Cuando le hablé de Yolanda Díaz, la reforma laboral, los ERTE o las subidas del salario mínimo interprofesional, mi tía reaccionaba positivamente, y valoraba todas esas medidas como aciertos que, a ella, francamente, le habían venido bien. Sólo le asustaba, y me preguntaba por ello, la posibilidad de que la ministra fuera comunista. Yo intenté desmentirlo invocando el sacrosanto diálogo social mientras pensaba en el miedo infinito a los rojos que los años habían sedimentado en tantas casas trabajadoras. Cuando le enseñé un vídeo de Rita Maestre hablando del plan de reindustrialización de su candidatura, o tratando cuestiones relacionadas con el transporte, ella le pareció solvente y todas sus propuestas perfectamente razonables. Mónica le gustaba menos. Mi tía confiaba en mi palabra y en la autoridad de los razonamientos que le proporcionaba. Y tuve la sensación, al final, de salir de esa casa habiendo cambiado el sentido de un voto que iba a ir a Vox.

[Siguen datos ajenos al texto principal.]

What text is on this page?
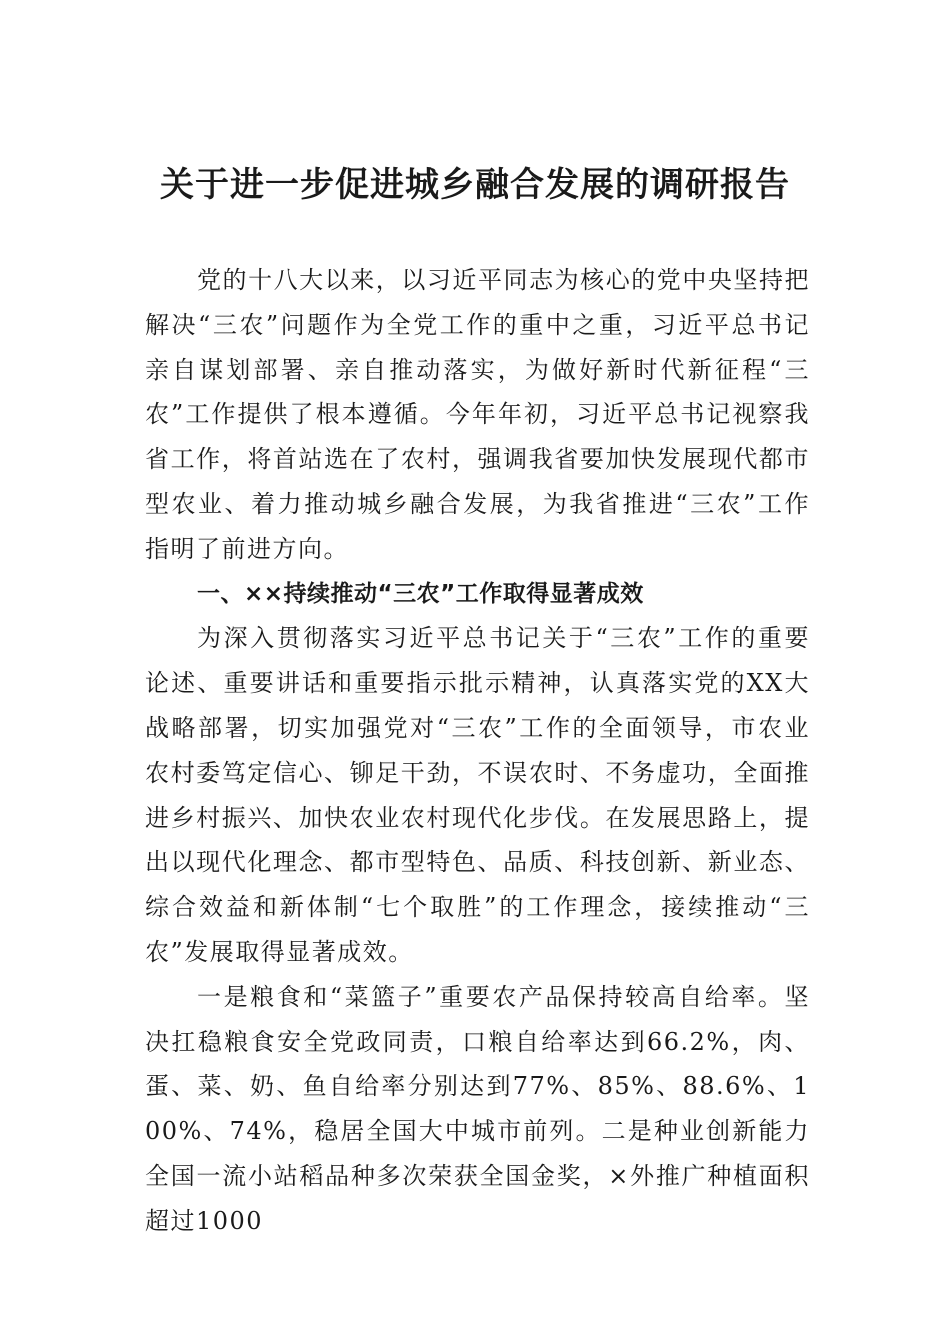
关于进一步促进城乡融合发展的调研报告

党的十八大以来，以习近平同志为核心的党中央坚持把解决“三农”问题作为全党工作的重中之重，习近平总书记亲自谋划部署、亲自推动落实，为做好新时代新征程“三农”工作提供了根本遵循。今年年初，习近平总书记视察我省工作，将首站选在了农村，强调我省要加快发展现代都市型农业、着力推动城乡融合发展，为我省推进“三农”工作指明了前进方向。

一、××持续推动“三农”工作取得显著成效

为深入贯彻落实习近平总书记关于“三农”工作的重要论述、重要讲话和重要指示批示精神，认真落实党的XX大战略部署，切实加强党对“三农”工作的全面领导，市农业农村委笃定信心、铆足干劲，不误农时、不务虚功，全面推进乡村振兴、加快农业农村现代化步伐。在发展思路上，提出以现代化理念、都市型特色、品质、科技创新、新业态、综合效益和新体制“七个取胜”的工作理念，接续推动“三农”发展取得显著成效。

一是粮食和“菜篮子”重要农产品保持较高自给率。坚决扛稳粮食安全党政同责，口粮自给率达到66.2%，肉、蛋、菜、奶、鱼自给率分别达到77%、85%、88.6%、100%、74%，稳居全国大中城市前列。二是种业创新能力全国一流小站稻品种多次荣获全国金奖，×外推广种植面积超过1000
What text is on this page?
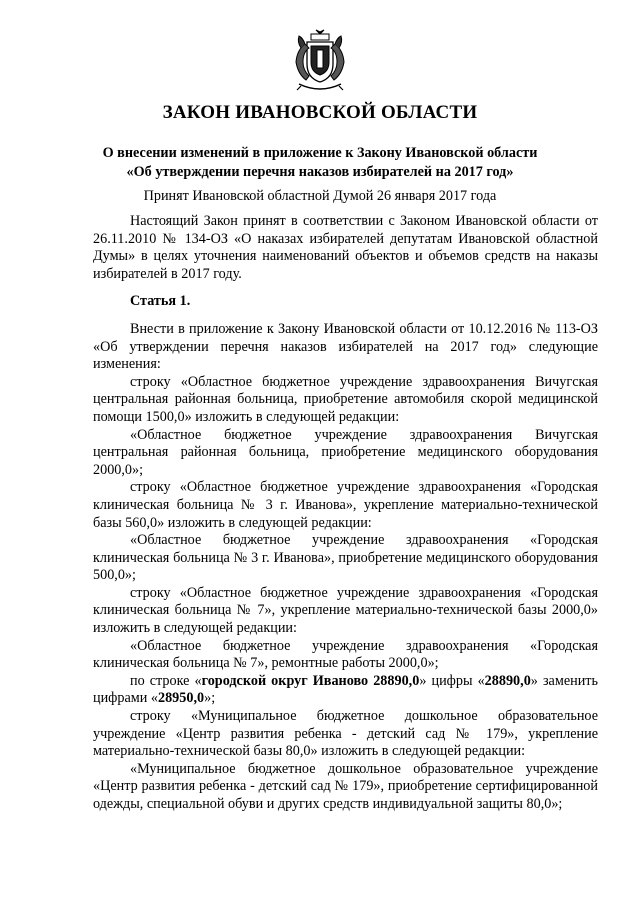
ЗАКОН ИВАНОВСКОЙ ОБЛАСТИ
О внесении изменений в приложение к Закону Ивановской области
«Об утверждении перечня наказов избирателей на 2017 год»
Принят Ивановской областной Думой 26 января 2017 года

Настоящий Закон принят в соответствии с Законом Ивановской области от 26.11.2010 № 134-ОЗ «О наказах избирателей депутатам Ивановской областной Думы» в целях уточнения наименований объектов и объемов средств на наказы избирателей в 2017 году.

Статья 1.

Внести в приложение к Закону Ивановской области от 10.12.2016 № 113-ОЗ «Об утверждении перечня наказов избирателей на 2017 год» следующие изменения:

строку «Областное бюджетное учреждение здравоохранения Вичугская центральная районная больница, приобретение автомобиля скорой медицинской помощи 1500,0» изложить в следующей редакции:

«Областное бюджетное учреждение здравоохранения Вичугская центральная районная больница, приобретение медицинского оборудования 2000,0»;

строку «Областное бюджетное учреждение здравоохранения «Городская клиническая больница № 3 г. Иванова», укрепление материально-технической базы 560,0» изложить в следующей редакции:

«Областное бюджетное учреждение здравоохранения «Городская клиническая больница № 3 г. Иванова», приобретение медицинского оборудования 500,0»;

строку «Областное бюджетное учреждение здравоохранения «Городская клиническая больница № 7», укрепление материально-технической базы 2000,0» изложить в следующей редакции:

«Областное бюджетное учреждение здравоохранения «Городская клиническая больница № 7», ремонтные работы 2000,0»;

по строке «городской округ Иваново 28890,0» цифры «28890,0» заменить цифрами «28950,0»;

строку «Муниципальное бюджетное дошкольное образовательное учреждение «Центр развития ребенка - детский сад № 179», укрепление материально-технической базы 80,0» изложить в следующей редакции:

«Муниципальное бюджетное дошкольное образовательное учреждение «Центр развития ребенка - детский сад № 179», приобретение сертифицированной одежды, специальной обуви и других средств индивидуальной защиты 80,0»;
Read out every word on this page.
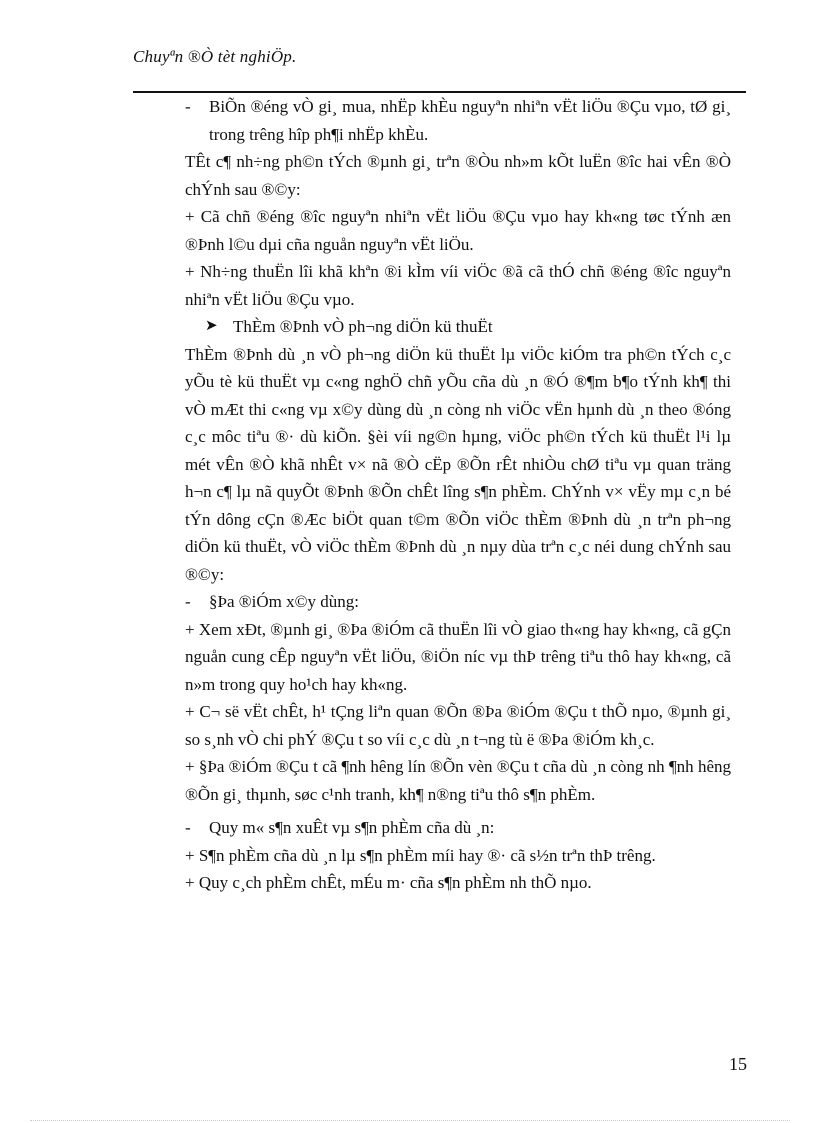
Chuyªn ®Ò tèt nghiÖp.
-	BiÕn ®éng vÒ gi¸ mua, nhËp khÈu nguyªn nhiªn vËt liÖu ®Çu vµo, tØ gi¸ trong trêng hîp ph¶i nhËp khÈu.
TÊt c¶ nh÷ng ph©n tÝch ®µnh gi¸ trªn ®Òu nh»m kÕt luËn ®îc hai vÊn ®Ò chÝnh sau ®©y:
+ Cã chñ ®éng ®îc nguyªn nhiªn vËt liÖu ®Çu vµo hay kh«ng tøc tÝnh æn ®Þnh l©u dµi cña nguån nguyªn vËt liÖu.
+ Nh÷ng thuËn lîi khã khªn ®i kÌm víi viÖc ®ã cã thÓ chñ ®éng ®îc nguyªn nhiªn vËt liÖu ®Çu vµo.
➤ ThÈm ®Þnh vÒ ph¬ng diÖn kü thuËt
ThÈm ®Þnh dù ¸n vÒ ph¬ng diÖn kü thuËt lµ viÖc kiÓm tra ph©n tÝch c¸c yÕu tè kü thuËt vµ c«ng nghÖ chñ yÕu cña dù ¸n ®Ó ®¶m b¶o tÝnh kh¶ thi vÒ mÆt thi c«ng vµ x©y dùng dù ¸n còng nh viÖc vËn hµnh dù ¸n theo ®óng c¸c môc tiªu ®· dù kiÕn. §èi víi ng©n hµng, viÖc ph©n tÝch kü thuËt l¹i lµ mét vÊn ®Ò khã nhÊt v× nã ®Ò cËp ®Õn rÊt nhiÒu chØ tiªu vµ quan träng h¬n c¶ lµ nã quyÕt ®Þnh ®Õn chÊt lîng s¶n phÈm. ChÝnh v× vËy mµ c¸n bé tÝn dông cÇn ®Æc biÖt quan t©m ®Õn viÖc thÈm ®Þnh dù ¸n trªn ph¬ng diÖn kü thuËt, vÒ viÖc thÈm ®Þnh dù ¸n nµy dùa trªn c¸c néi dung chÝnh sau ®©y:
-	§Þa ®iÓm x©y dùng:
+ Xem xÐt, ®µnh gi¸ ®Þa ®iÓm cã thuËn lîi vÒ giao th«ng hay kh«ng, cã gÇn nguån cung cÊp nguyªn vËt liÖu, ®iÖn níc vµ thÞ trêng tiªu thô hay kh«ng, cã n»m trong quy ho¹ch hay kh«ng.
+ C¬ së vËt chÊt, h¹ tÇng liªn quan ®Õn ®Þa ®iÓm ®Çu t thÕ nµo, ®µnh gi¸ so s¸nh vÒ chi phÝ ®Çu t so víi c¸c dù ¸n t¬ng tù ë ®Þa ®iÓm kh¸c.
+ §Þa ®iÓm ®Çu t cã ¶nh hêng lín ®Õn vèn ®Çu t cña dù ¸n còng nh ¶nh hêng ®Õn gi¸ thµnh, søc c¹nh tranh, kh¶ n®ng tiªu thô s¶n phÈm.
-	Quy m« s¶n xuÊt vµ s¶n phÈm cña dù ¸n:
+ S¶n phÈm cña dù ¸n lµ s¶n phÈm míi hay ®· cã s½n trªn thÞ trêng.
+ Quy c¸ch phÈm chÊt, mÉu m· cña s¶n phÈm nh thÕ nµo.
15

No sé si fue así. Quién sabe lo que votará mi tía en las urnas este domingo. Bien puede votar lo que le dé la gana. Pero hablar con ella me hizo reflexionar sobre todos los votos de quienes no votan, los votos que otrora habían sido canalizados con ilusión de cambio en un sentido o en el otro, que se decantaban por la protesta; que piensan, en ocasiones con razón, que todos los políticos son iguales; que no están tan ideologizados como nuestra conversación pública o twittera. Salí de su casa con la sensación de que el mundo se parecía mucho más a mi tía que a nuestro infernal griterío público y sin remedio. Y deseé, ojalá, la existencia de personas suficientes como para mantener todas las conversaciones necesarias, de manos suficientes como para girar orientaciones. Desde el Casco Histórico se veían descampados, obras y aeropuerto; quién sabe si, también, el anhelo de una política que no dé por perdido el voto (o la vida) de personas como mi tía.